Tuesday, March 03, 2015

ONLY IN MY ROOM, NOT IN GAZA

by Catherine Wald




“Everything is beautiful in my room, but only in my room, not in Gaza.” --Nidaa Badwan quoted by Jodi Rudoren in The New York Times February 28, 2015


Call me radical, you who uphold
hegemony of the hothead; call me
artist when I find beauty on the
inside, where it’s supposed to
have been stamped out; call
me traditionalist, locked away in
my own self-inflicted zenana.

Here, no one will beat me or throw
stones after me.  Here, I can forget about
which missile coming from which side
may explode my face. Here, I have
rediscovered what safety feels like.
Look carefully: let me remind you, too.

This is the only way I know to honor
perfection of nests and eggs and those
fledglings straining at the windows who
will have to learn to fly inside their heads
like I have, like we all have, in this ageless
conga line of barefoot women on hot sands.
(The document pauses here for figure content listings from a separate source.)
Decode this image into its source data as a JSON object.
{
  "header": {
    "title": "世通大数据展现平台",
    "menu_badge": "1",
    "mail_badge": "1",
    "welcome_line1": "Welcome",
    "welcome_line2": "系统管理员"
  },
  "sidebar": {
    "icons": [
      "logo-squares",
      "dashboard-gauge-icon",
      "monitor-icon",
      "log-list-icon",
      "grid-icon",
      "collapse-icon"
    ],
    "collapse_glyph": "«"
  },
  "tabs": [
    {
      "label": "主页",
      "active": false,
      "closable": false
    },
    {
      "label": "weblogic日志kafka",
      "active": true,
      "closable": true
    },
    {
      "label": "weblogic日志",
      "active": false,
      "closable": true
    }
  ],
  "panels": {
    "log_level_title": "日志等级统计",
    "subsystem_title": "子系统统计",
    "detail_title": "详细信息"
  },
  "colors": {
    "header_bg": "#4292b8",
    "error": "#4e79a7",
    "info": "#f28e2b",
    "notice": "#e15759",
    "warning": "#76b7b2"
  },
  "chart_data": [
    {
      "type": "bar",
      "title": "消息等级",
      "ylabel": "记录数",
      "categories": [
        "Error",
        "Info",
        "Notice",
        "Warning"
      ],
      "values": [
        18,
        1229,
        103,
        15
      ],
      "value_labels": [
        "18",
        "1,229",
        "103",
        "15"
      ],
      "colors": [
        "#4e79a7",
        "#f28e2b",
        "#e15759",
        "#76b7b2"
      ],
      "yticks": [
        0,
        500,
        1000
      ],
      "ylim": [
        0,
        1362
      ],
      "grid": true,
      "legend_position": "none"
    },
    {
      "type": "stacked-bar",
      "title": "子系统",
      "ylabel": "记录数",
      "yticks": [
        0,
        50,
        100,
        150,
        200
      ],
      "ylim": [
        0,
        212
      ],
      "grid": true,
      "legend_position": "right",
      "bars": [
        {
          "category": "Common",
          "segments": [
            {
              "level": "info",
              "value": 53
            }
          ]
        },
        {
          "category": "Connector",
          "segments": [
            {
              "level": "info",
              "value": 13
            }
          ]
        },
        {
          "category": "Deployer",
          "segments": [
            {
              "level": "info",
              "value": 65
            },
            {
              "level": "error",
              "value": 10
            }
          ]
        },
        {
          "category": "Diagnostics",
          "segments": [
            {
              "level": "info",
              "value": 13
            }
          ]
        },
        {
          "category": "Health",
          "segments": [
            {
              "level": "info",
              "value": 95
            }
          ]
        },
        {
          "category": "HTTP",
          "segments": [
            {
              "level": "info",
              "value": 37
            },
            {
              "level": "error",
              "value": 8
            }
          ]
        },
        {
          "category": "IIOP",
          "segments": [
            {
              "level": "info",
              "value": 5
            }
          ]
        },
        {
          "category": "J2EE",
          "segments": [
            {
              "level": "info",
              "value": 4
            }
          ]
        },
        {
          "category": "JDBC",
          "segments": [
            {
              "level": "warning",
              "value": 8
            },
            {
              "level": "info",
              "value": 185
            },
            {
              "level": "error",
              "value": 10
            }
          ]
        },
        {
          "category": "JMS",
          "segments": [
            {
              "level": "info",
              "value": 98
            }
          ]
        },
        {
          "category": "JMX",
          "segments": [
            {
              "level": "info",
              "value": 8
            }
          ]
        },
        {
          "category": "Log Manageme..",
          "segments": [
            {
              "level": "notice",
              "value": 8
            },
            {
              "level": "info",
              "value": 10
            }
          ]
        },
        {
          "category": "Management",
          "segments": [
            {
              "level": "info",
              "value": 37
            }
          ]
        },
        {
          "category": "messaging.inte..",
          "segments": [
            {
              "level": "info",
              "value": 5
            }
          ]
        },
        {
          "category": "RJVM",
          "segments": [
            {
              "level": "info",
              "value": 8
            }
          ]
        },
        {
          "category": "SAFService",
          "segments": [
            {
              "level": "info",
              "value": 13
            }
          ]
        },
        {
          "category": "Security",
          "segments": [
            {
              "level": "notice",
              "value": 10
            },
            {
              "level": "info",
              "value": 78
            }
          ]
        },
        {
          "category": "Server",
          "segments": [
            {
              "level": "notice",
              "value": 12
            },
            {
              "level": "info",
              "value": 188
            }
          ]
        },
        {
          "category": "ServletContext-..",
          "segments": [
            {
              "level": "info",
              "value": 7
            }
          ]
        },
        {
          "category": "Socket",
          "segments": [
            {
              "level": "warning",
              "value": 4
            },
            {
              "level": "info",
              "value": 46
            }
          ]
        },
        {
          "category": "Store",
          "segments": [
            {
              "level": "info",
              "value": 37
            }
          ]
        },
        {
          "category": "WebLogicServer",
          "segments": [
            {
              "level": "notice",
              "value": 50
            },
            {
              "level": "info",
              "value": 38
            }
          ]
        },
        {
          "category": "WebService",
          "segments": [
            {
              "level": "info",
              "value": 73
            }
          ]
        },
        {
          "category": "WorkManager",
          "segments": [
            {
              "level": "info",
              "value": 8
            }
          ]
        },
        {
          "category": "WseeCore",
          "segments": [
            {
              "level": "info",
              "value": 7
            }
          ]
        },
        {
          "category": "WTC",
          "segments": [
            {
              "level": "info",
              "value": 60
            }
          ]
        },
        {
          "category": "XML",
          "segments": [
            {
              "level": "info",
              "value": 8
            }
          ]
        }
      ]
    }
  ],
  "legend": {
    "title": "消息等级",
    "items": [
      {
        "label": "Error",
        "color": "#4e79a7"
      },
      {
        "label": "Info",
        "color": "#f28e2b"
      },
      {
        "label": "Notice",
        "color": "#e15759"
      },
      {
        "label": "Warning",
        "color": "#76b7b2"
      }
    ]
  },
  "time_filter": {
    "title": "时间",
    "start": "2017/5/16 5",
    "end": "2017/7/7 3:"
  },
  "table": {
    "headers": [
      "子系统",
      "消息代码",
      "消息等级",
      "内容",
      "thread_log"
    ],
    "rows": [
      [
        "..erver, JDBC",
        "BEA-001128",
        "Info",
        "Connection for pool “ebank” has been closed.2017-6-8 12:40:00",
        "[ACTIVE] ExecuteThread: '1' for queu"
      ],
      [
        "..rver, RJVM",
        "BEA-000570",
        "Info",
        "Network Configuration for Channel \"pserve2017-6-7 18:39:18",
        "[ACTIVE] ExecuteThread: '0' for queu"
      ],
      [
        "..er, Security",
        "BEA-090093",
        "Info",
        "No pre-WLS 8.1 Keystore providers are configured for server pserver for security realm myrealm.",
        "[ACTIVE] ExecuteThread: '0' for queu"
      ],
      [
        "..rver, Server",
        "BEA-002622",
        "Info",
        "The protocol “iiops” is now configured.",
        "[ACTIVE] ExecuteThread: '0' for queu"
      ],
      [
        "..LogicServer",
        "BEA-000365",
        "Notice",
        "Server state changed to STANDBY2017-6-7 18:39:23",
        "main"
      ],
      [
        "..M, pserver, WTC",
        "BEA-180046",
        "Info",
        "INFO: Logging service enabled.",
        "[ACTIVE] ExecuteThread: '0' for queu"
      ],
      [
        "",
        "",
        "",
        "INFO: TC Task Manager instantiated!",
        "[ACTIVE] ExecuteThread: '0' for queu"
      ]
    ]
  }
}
Here, when I am punched in the gut, it’s by sunlight
or soul; colors or ideas. Freedom, I call this freedom.
No need to send for a doctor. This is how I heal.

Some day I would like to fit the whole world into this room.


Catherine Wald's books include poetry (Distant, burned-out stars, Finishing Line Press, 2011), nonfiction (The Resilient Writer: Stories of Rejection and Triumph From 23 Top Authors, Persea Books, 2005) and a translation from French of Valery Larbaud’s Childish Things (Sun & Moon Press). Her poems have been published in American Journal of Nursing, Buddhist Poetry Review, Chronogram, Exit 13, Friends Journal, Jewish Literary Journal, The New Poet, Society of Classical Poets, The 5-2 Crime Poetry Weekly and Westchester Review.